Almost 4 years after the tragic bombing of the Boston marathon, director Peter Berg offers a recounting of the attack and resulting hunt for Tamerlan and Dzhokhar Tsarnaev with Patriot’s Day. It marks Berg’s 2nd venture into the world of films based on real-life events after Deepwater Horizon, which was based on the explosion of a US oil rig in 2010.

Just as he did in Deepwater Horizon, Mark Wahlberg stars as the main character in Patriot’s Day, this time playing Tommy Saunders, a composite character based on several Boston police officers from the original bombing. The film, rather than focusing solely on Wahlberg’s character, focuses on a core group of characters, including Commissioner Ed Davis (John Goodman), Patrick Downes and Jessica Kensky (Christopher O’ Shea and Rachel Brosnahan respectively) and FBI Special Agent Richard DesLauriers (Kevin Bacon), Dun Meng (Jimmy O. Yang), as well as other individuals.

Whereas so many films of this kind can fall into the trap of acting almost as pro-Murrica propaganda, Patriot’s Day thoughtfully handles the events of the real-life tragedy and the individuals involved. It becomes a powerful exploration of human endeavour and perseverance in the face of extreme adversity, while also critiquing the practices of law enforcement in such situations.
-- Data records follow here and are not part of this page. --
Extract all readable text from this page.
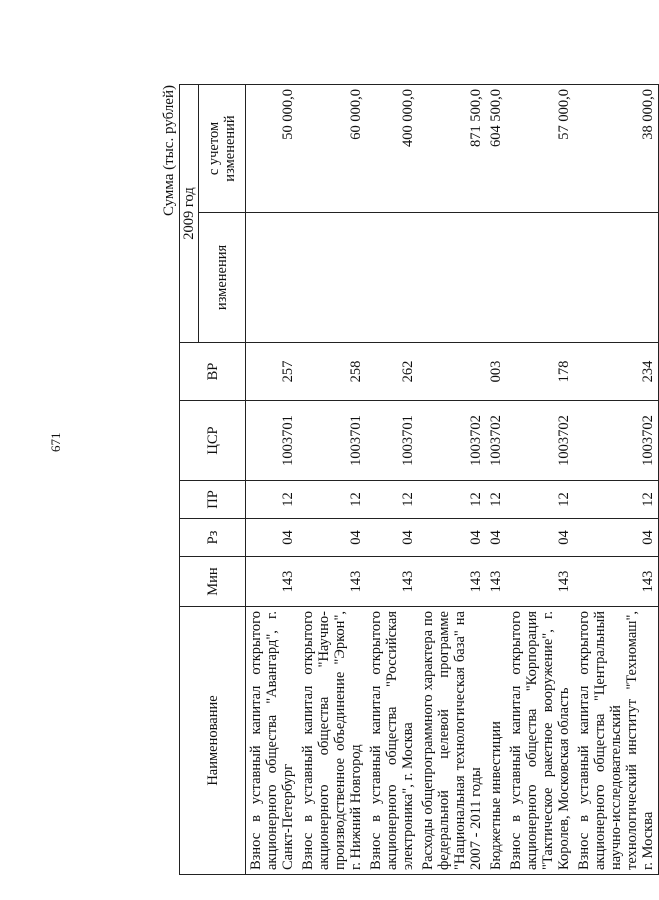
671
Сумма (тыс. рублей)
Наименование	Мин	Рз	ПР	ЦСР	ВР	2009 год	
						изменения	с учетом изменений
Взнос в уставный капитал открытого акционерного общества "Авангард", г. Санкт-Петербург	143	04	12	1003701	257		50 000,0
Взнос в уставный капитал открытого акционерного общества "Научно-производственное объединение "Эркон", г. Нижний Новгород	143	04	12	1003701	258		60 000,0
Взнос в уставный капитал открытого акционерного общества "Российская электроника", г. Москва	143	04	12	1003701	262		400 000,0
Расходы общепрограммного характера по федеральной целевой программе "Национальная технологическая база" на 2007 - 2011 годы	143	04	12	1003702			871 500,0
Бюджетные инвестиции	143	04	12	1003702	003		604 500,0
Взнос в уставный капитал открытого акционерного общества "Корпорация "Тактическое ракетное вооружение", г. Королев, Московская область	143	04	12	1003702	178		57 000,0
Взнос в уставный капитал открытого акционерного общества "Центральный научно-исследовательский технологический институт "Техномаш", г. Москва	143	04	12	1003702	234		38 000,0
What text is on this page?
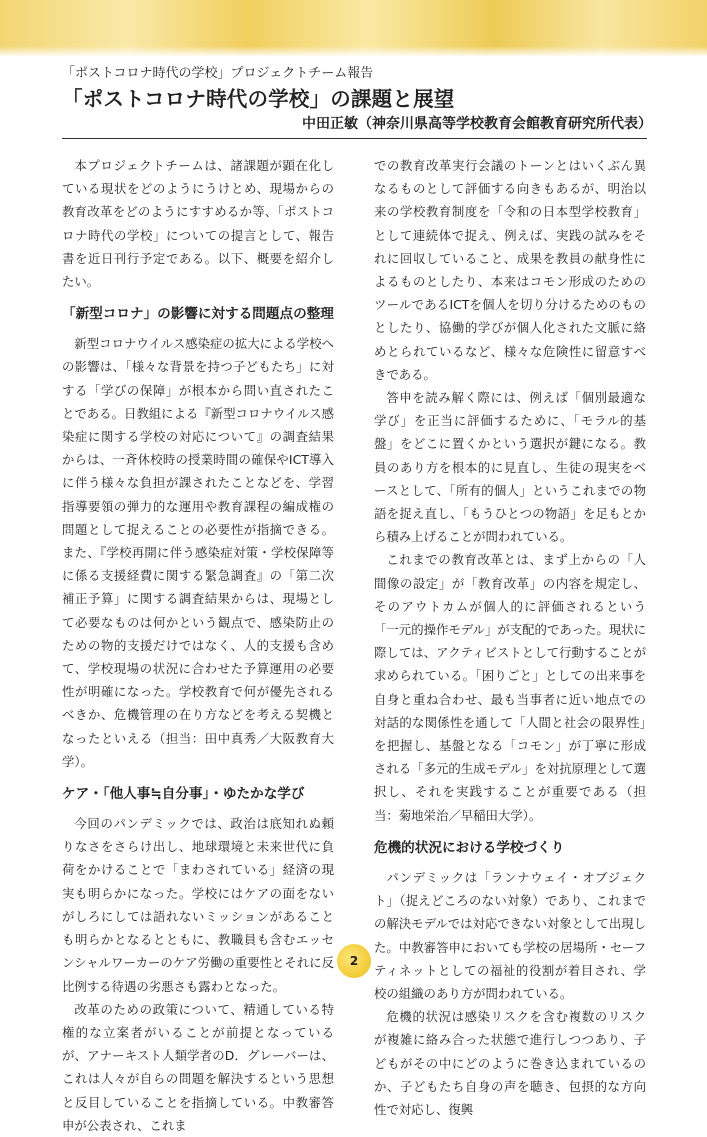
「ポストコロナ時代の学校」プロジェクトチーム報告
「ポストコロナ時代の学校」の課題と展望
中田正敏（神奈川県高等学校教育会館教育研究所代表）

本プロジェクトチームは、諸課題が顕在化している現状をどのようにうけとめ、現場からの教育改革をどのようにすすめるか等、「ポストコロナ時代の学校」についての提言として、報告書を近日刊行予定である。以下、概要を紹介したい。

「新型コロナ」の影響に対する問題点の整理

新型コロナウイルス感染症の拡大による学校への影響は、「様々な背景を持つ子どもたち」に対する「学びの保障」が根本から問い直されたことである。日教組による『新型コロナウイルス感染症に関する学校の対応について』の調査結果からは、一斉休校時の授業時間の確保やICT導入に伴う様々な負担が課されたことなどを、学習指導要領の弾力的な運用や教育課程の編成権の問題として捉えることの必要性が指摘できる。また、『学校再開に伴う感染症対策・学校保障等に係る支援経費に関する緊急調査』の「第二次補正予算」に関する調査結果からは、現場として必要なものは何かという観点で、感染防止のための物的支援だけではなく、人的支援も含めて、学校現場の状況に合わせた予算運用の必要性が明確になった。学校教育で何が優先されるべきか、危機管理の在り方などを考える契機となったといえる（担当：田中真秀／大阪教育大学）。

ケア・「他人事≒自分事」・ゆたかな学び

今回のパンデミックでは、政治は底知れぬ頼りなさをさらけ出し、地球環境と未来世代に負荷をかけることで「まわされている」経済の現実も明らかになった。学校にはケアの面をないがしろにしては語れないミッションがあることも明らかとなるとともに、教職員も含むエッセンシャルワーカーのケア労働の重要性とそれに反比例する待遇の劣悪さも露わとなった。

改革のための政策について、精通している特権的な立案者がいることが前提となっているが、アナーキスト人類学者のD．グレーバーは、これは人々が自らの問題を解決するという思想と反目していることを指摘している。中教審答申が公表され、これま

での教育改革実行会議のトーンとはいくぶん異なるものとして評価する向きもあるが、明治以来の学校教育制度を「令和の日本型学校教育」として連続体で捉え、例えば、実践の試みをそれに回収していること、成果を教員の献身性によるものとしたり、本来はコモン形成のためのツールであるICTを個人を切り分けるためのものとしたり、協働的学びが個人化された文脈に絡めとられているなど、様々な危険性に留意すべきである。

答申を読み解く際には、例えば「個別最適な学び」を正当に評価するために、「モラル的基盤」をどこに置くかという選択が鍵になる。教員のあり方を根本的に見直し、生徒の現実をベースとして、「所有的個人」というこれまでの物語を捉え直し、「もうひとつの物語」を足もとから積み上げることが問われている。

これまでの教育改革とは、まず上からの「人間像の設定」が「教育改革」の内容を規定し、そのアウトカムが個人的に評価されるという「一元的操作モデル」が支配的であった。現状に際しては、アクティビストとして行動することが求められている。「困りごと」としての出来事を自身と重ね合わせ、最も当事者に近い地点での対話的な関係性を通して「人間と社会の限界性」を把握し、基盤となる「コモン」が丁寧に形成される「多元的生成モデル」を対抗原理として選択し、それを実践することが重要である（担当：菊地栄治／早稲田大学）。

危機的状況における学校づくり

パンデミックは「ランナウェイ・オブジェクト」（捉えどころのない対象）であり、これまでの解決モデルでは対応できない対象として出現した。中教審答申においても学校の居場所・セーフティネットとしての福祉的役割が着目され、学校の組織のあり方が問われている。

危機的状況は感染リスクを含む複数のリスクが複雑に絡み合った状態で進行しつつあり、子どもがその中にどのように巻き込まれているのか、子どもたち自身の声を聴き、包摂的な方向性で対応し、復興

2
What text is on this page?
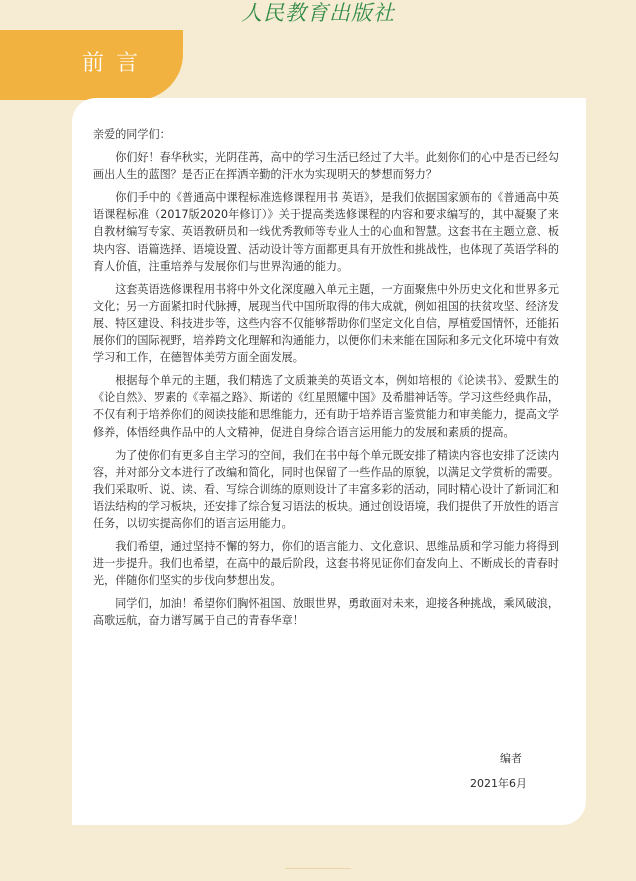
人民教育出版社
前言

亲爱的同学们：

你们好！春华秋实，光阴荏苒，高中的学习生活已经过了大半。此刻你们的心中是否已经勾画出人生的蓝图？是否正在挥洒辛勤的汗水为实现明天的梦想而努力？

你们手中的《普通高中课程标准选修课程用书 英语》，是我们依据国家颁布的《普通高中英语课程标准（2017版2020年修订）》关于提高类选修课程的内容和要求编写的，其中凝聚了来自教材编写专家、英语教研员和一线优秀教师等专业人士的心血和智慧。这套书在主题立意、板块内容、语篇选择、语境设置、活动设计等方面都更具有开放性和挑战性，也体现了英语学科的育人价值，注重培养与发展你们与世界沟通的能力。

这套英语选修课程用书将中外文化深度融入单元主题，一方面聚焦中外历史文化和世界多元文化；另一方面紧扣时代脉搏，展现当代中国所取得的伟大成就，例如祖国的扶贫攻坚、经济发展、特区建设、科技进步等，这些内容不仅能够帮助你们坚定文化自信，厚植爱国情怀，还能拓展你们的国际视野，培养跨文化理解和沟通能力，以便你们未来能在国际和多元文化环境中有效学习和工作，在德智体美劳方面全面发展。

根据每个单元的主题，我们精选了文质兼美的英语文本，例如培根的《论读书》、爱默生的《论自然》、罗素的《幸福之路》、斯诺的《红星照耀中国》及希腊神话等。学习这些经典作品，不仅有利于培养你们的阅读技能和思维能力，还有助于培养语言鉴赏能力和审美能力，提高文学修养，体悟经典作品中的人文精神，促进自身综合语言运用能力的发展和素质的提高。

为了使你们有更多自主学习的空间，我们在书中每个单元既安排了精读内容也安排了泛读内容，并对部分文本进行了改编和简化，同时也保留了一些作品的原貌，以满足文学赏析的需要。我们采取听、说、读、看、写综合训练的原则设计了丰富多彩的活动，同时精心设计了新词汇和语法结构的学习板块，还安排了综合复习语法的板块。通过创设语境，我们提供了开放性的语言任务，以切实提高你们的语言运用能力。

我们希望，通过坚持不懈的努力，你们的语言能力、文化意识、思维品质和学习能力将得到进一步提升。我们也希望，在高中的最后阶段，这套书将见证你们奋发向上、不断成长的青春时光，伴随你们坚实的步伐向梦想出发。

同学们，加油！希望你们胸怀祖国、放眼世界，勇敢面对未来，迎接各种挑战，乘风破浪，高歌远航，奋力谱写属于自己的青春华章！

编者
2021年6月
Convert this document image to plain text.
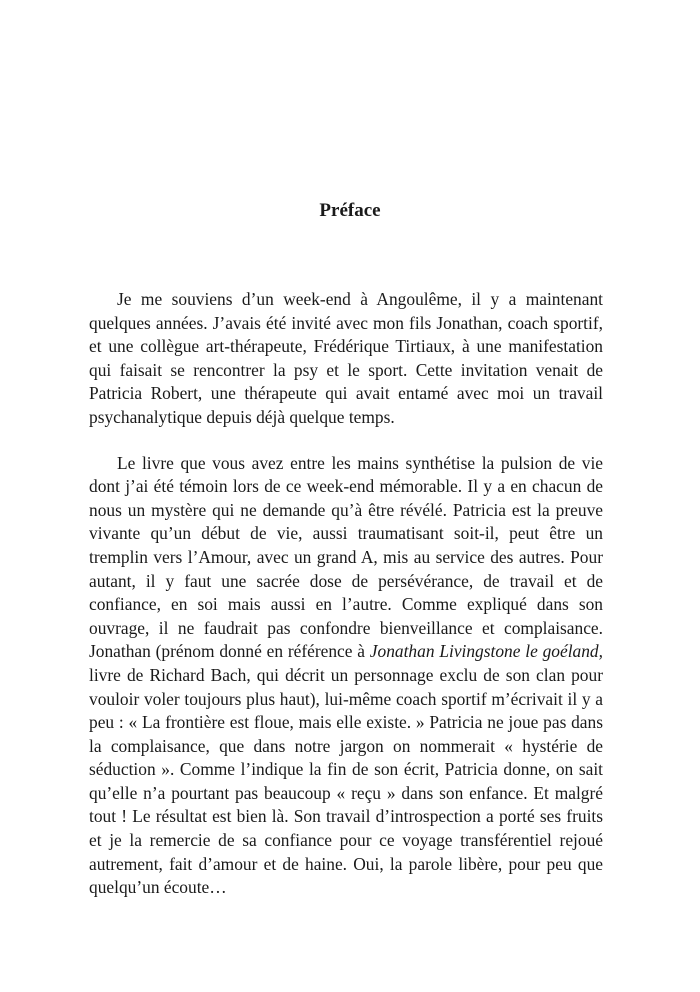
Préface

Je me souviens d’un week-end à Angoulême, il y a maintenant quelques années. J’avais été invité avec mon fils Jonathan, coach sportif, et une collègue art-thérapeute, Frédérique Tirtiaux, à une manifestation qui faisait se rencontrer la psy et le sport. Cette invitation venait de Patricia Robert, une thérapeute qui avait entamé avec moi un travail psychanalytique depuis déjà quelque temps.

Le livre que vous avez entre les mains synthétise la pulsion de vie dont j’ai été témoin lors de ce week-end mémorable. Il y a en chacun de nous un mystère qui ne demande qu’à être révélé. Patricia est la preuve vivante qu’un début de vie, aussi traumatisant soit-il, peut être un tremplin vers l’Amour, avec un grand A, mis au service des autres. Pour autant, il y faut une sacrée dose de persévérance, de travail et de confiance, en soi mais aussi en l’autre. Comme expliqué dans son ouvrage, il ne faudrait pas confondre bienveillance et complaisance. Jonathan (prénom donné en référence à Jonathan Livingstone le goéland, livre de Richard Bach, qui décrit un personnage exclu de son clan pour vouloir voler toujours plus haut), lui-même coach sportif m’écrivait il y a peu : « La frontière est floue, mais elle existe. » Patricia ne joue pas dans la complaisance, que dans notre jargon on nommerait « hystérie de séduction ». Comme l’indique la fin de son écrit, Patricia donne, on sait qu’elle n’a pourtant pas beaucoup « reçu » dans son enfance. Et malgré tout ! Le résultat est bien là. Son travail d’introspection a porté ses fruits et je la remercie de sa confiance pour ce voyage transférentiel rejoué autrement, fait d’amour et de haine. Oui, la parole libère, pour peu que quelqu’un écoute…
While it is slightly unfortunate that Tommy Saunders’ is not a real-life person, that does not take away from Mark Wahlberg’s performance. His portrayal is thoughtful, emotional, and engrossing. His character has a certain every-man appeal which makes him, and thus the officers he is based on, relatable.

Wahlberg is not alone in this regard. The entire cast, whether it is Christopher O’Shea and Rachel Brosnahan’s thoughtful and charming portrayal of real-life newly-weds Patrick Downes and Jessica Kensky, or JK Simmons’ often humorous turn as Sergeant Jeffrey Pugliese, or Jimmy O. Yang, who played Dun Meng whose car was hijacked by the Tsarnaev brothers, each member of the supporting cast does a stellar job.

However, the strongest performance is that of Kevin Bacon as FBI Special Agent Richard DesLauriers. While many action films which see a superior officer take over a criminal investigation often portrays the superior officer as an antagonist, DesLauriers comes across as a commanding character who often gets overwhelmed by the investigation which he is overseeing. The character, and the performance of Bacon, is endearing and relatable, which just adds to the recounting of the story.

Patriot's Day

Mark Wahlberg, pictured here failing to comprehend a computer.

The acting is not the only thing going for this film. The writing and direction is done with the utmost care to get the events right while preventing the film from becoming a stereotypical action flick. Not just that, but the imagery and cinematography capitalises on the devastation and heart-break with great deference, while also being entertaining and engrossing. The shootout in Watertown, in particular, is chaotic and intense while slightly exaggerated.

The most commendable part of the way this film is written is that it examines the way that the American police system handles situations such as that with the Boston marathon bombing. Whether it was the refusal to allow Katherine Russell, the widow of bomber Tamerlan Tsarnaev and who is portrayed by Melissa Benoist, to have her lawyer present during her interrogation, or Wahlberg’s character’s bewilderment at the order for police to detain suspects with the reading of the Miranda rights, Patriot’s Day offers a critique of how America reacts to such emergencies.

The most powerful critique, however, is when Wahlberg’s character reacts angrily to the procedure involved when moving the dead.

However, at the other end of the spectrum, there are some negatives. The message that emerges, roughly, “We need to love each other to defeat terrorism”, although valid, is introduced to the film so abruptly that it lacks any sort of emotional punch or weight.

Not only that but, while the film is often historically accurate and consistently loyal to the real-life events, there is one notable historical inaccuracy. During the investigation of Katherine Russell, she is portrayed as being resistant and uncooperative in providing information to the authorities. However, her lawyer, Amato DeLuca, has said that this is not true.

What I quarrel with is the license they take in portraying Katie as someone who did not cooperate and try to save lives. She did everything she could”, DeLuca told the Boston Magazine.

Overall, Patriot’s Day is a thoughtfully written and powerfully acted film which, while containing some historical inaccuracies or exaggerations, does a great job of recounting the tragic event.



Patriot’s Day is in cinemas nationwide from 23rd February.